An experimental and theoretical aided 2D MoS2 nanoflowers strategy for rapid visual sensing of Gallic acid in food and clinical matrixes

Abstract

Gallic acid (GA), an important phenolic component, is gaining popularity due to its biological and industrial applications. However, its rapid expansion can be hazardous, causing cancer and gene damage, making the design of a low-cost and fast GA sensor difficult. We used a single-step hydrothermal approach to synthesize MoS2 nanoparticles for colorimetric detection of GA. The nanoparticles were analyzed using techniques like; UV–Vis spectroscopy, FT-IR spectroscopy, SEM, EDX and XRD. The optimization of key parameters such as MoS2 concentration (2.0 mg), temperature (30 °C), and pH (7) resulted in a limit of detection (LOD) of 0.125 × 10−6 M with a dynamic range of 0.5 to 36 × 10−6 M. MoS2 nanoflowers performed as nanozymes in the filter paper-based sensor, catalyzing 3, 3′, 5, 5′-tetramethylbenzidine (TMB) oxidation, while GA acted as an inhibitor to prevent further reaction progression.
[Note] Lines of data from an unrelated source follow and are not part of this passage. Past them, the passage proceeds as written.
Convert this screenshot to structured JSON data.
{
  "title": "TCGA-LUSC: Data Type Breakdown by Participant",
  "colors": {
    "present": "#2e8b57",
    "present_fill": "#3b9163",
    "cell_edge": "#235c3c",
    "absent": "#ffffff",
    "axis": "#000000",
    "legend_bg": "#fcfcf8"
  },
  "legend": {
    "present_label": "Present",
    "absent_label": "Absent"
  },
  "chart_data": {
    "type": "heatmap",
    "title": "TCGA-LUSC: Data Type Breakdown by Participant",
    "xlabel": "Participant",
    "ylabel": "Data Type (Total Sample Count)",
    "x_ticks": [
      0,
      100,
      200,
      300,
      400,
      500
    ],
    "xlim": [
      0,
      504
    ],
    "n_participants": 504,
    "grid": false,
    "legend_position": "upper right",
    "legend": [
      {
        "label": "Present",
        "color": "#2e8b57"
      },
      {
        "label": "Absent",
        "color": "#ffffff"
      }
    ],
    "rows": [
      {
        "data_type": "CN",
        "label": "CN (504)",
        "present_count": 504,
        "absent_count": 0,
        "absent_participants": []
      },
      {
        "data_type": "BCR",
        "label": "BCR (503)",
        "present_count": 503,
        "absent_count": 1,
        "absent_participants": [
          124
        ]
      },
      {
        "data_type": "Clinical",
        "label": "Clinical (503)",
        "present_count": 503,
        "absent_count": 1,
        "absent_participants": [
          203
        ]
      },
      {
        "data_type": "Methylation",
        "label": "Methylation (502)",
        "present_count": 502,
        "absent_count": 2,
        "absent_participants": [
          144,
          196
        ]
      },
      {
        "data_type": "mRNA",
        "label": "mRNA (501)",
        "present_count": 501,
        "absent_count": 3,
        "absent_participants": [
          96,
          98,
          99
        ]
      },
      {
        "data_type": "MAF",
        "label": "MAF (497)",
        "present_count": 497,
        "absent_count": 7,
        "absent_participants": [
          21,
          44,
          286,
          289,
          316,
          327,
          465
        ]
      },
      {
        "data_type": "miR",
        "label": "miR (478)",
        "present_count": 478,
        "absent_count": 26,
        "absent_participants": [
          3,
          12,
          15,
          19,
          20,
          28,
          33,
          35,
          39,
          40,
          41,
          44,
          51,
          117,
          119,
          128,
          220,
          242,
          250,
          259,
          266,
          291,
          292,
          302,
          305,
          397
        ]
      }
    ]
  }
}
The detection was made feasible through capturing an image support by an ordinary smartphone and the steady-state kinetic study validated MoS2 nanoflowers' affinity for sensing H2O2. The sensor performed well in real-world samples such as diet tea, green tea, water, blood serum, and urine, with recovery rates ranging from 93.2 % to 102.1 %. Density functional theory calculations were applied to provide an insight into GA-MoS2 binding interactions and changes in electronic properties. With all of these merits, we believe MoS2 nanoparticles can provide low-cost and portable filter paper-based strips as a sensing platform for visual assessment of GA.